GRAIL consists of two identical spacecraft, recently named Ebb and Flow, each of which is equipped with a MoonKAM. The images were taken as part of a test of Ebb’s MoonKAM on January 19. The GRAIL project plans to test the MoonKAM aboard Flow at a later date.
In the video, the north pole of the Moon is visible at the top of the screen as the spacecraft flies toward the lunar south pole. One of the first prominent geological features seen on the lower third of the Moon is Mare Orientale, a 560-mile-wide (900 kilometers) impact basin that straddles both the Moon’s near and farside.
The clip ends with rugged terrain just short of the lunar south pole. To the left of center, near the bottom of the screen, is the 93-mile-wide (149km) Drygalski Crater with a distinctive star-shaped formation in the middle. The formation is a central peak created many billions of years ago by a comet or asteroid impact.
“The quality of the video is excellent and should energize our MoonKAM students as they prepare to explore the Moon,” said Maria Zuber from the Massachusetts Institute of Technology in Cambridge.

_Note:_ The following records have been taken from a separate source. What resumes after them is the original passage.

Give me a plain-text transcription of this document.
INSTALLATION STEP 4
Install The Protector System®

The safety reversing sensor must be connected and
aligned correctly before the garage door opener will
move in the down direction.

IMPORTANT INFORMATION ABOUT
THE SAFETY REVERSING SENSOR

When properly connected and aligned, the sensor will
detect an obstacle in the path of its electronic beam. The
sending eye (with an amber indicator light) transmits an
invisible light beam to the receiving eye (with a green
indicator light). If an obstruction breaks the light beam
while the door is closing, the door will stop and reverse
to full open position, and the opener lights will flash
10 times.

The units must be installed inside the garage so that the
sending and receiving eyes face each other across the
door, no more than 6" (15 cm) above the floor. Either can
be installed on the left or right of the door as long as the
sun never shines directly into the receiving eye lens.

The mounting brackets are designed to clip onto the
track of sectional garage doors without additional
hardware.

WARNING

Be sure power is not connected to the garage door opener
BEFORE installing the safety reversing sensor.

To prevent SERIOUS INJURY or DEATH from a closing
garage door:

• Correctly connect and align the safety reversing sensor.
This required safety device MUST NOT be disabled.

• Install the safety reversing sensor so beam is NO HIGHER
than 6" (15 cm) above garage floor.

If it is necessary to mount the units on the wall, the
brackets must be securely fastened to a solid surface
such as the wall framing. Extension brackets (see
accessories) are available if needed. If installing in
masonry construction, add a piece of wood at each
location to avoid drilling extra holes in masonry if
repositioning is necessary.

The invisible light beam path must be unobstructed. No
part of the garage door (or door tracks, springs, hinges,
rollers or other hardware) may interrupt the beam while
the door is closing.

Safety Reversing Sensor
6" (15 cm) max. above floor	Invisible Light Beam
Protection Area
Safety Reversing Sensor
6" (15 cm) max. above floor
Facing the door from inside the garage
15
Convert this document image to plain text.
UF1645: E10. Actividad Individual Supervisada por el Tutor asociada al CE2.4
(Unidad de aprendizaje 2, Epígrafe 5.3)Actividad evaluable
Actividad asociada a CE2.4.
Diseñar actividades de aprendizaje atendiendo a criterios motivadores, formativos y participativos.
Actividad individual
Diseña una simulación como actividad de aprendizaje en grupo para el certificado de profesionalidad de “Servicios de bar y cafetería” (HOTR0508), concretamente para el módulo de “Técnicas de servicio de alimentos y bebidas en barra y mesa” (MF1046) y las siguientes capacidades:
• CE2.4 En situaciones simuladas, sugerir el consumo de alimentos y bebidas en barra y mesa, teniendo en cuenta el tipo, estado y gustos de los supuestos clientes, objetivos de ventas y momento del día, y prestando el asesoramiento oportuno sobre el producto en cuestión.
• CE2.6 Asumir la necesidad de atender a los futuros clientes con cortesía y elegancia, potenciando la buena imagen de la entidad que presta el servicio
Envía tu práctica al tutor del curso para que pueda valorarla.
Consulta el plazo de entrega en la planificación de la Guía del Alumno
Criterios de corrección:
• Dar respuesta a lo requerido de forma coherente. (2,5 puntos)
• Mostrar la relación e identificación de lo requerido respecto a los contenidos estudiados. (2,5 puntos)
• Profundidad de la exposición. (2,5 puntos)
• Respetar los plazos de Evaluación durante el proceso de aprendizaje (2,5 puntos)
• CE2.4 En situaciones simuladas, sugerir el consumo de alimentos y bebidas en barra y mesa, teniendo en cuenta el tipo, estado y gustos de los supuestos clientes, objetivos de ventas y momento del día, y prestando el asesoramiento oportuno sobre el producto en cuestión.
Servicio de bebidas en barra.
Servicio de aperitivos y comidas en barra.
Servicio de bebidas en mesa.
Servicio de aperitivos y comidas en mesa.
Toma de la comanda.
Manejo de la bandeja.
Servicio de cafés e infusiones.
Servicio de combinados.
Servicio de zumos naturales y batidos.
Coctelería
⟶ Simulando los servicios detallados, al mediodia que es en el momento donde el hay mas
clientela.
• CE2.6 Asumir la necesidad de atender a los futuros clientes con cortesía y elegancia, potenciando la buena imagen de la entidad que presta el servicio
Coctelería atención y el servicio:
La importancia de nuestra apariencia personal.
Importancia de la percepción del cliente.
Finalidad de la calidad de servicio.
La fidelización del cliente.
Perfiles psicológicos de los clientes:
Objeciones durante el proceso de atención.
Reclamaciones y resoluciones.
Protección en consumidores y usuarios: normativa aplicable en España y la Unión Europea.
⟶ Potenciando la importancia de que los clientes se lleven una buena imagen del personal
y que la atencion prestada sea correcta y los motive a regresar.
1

The twin spacecraft successfully achieved lunar orbit last New Year’s Eve and New Year’s Day. Previously named GRAIL-A and -B, the washing machine-sized spacecraft received their new names from fourth graders at the Emily Dickinson Elementary School in Bozeman, Montana, following a nationwide student-naming contest.
Thousands of fourth- to eighth-grade students will select target areas on the lunar surface and send requests to the GRAIL MoonKAM Mission Operations Center in San Diego, California. Photos of the target areas will be sent back by the satellites for students to study. Sally Ride, American’s first woman in space, is leading the MoonKAM program. Her team at Sally Ride Science and undergraduate students at the University of California, San Diego, will engage middle schools across the country in the GRAIL mission and lunar exploration. GRAIL is NASA’s first planetary mission carrying instruments fully dedicated to education and public outreach.
“We have had great response from schools around the country, more than 2,500 signed up to participate so far,” Ride said. “In mid-March, the first pictures of the Moon will be taken by students using MoonKAM. I expect this will excite many students about possible careers in science and engineering.”
Launched in September 2011, Ebb and Flow periodically perform trajectory correction maneuvers that, over time, will lower their orbits to near-circular ones with an altitude of about 34 miles (55km). During their science mission, the duo will answer longstanding questions about the Moon and give scientists a better understanding of how Earth and other rocky planets in the solar system formed.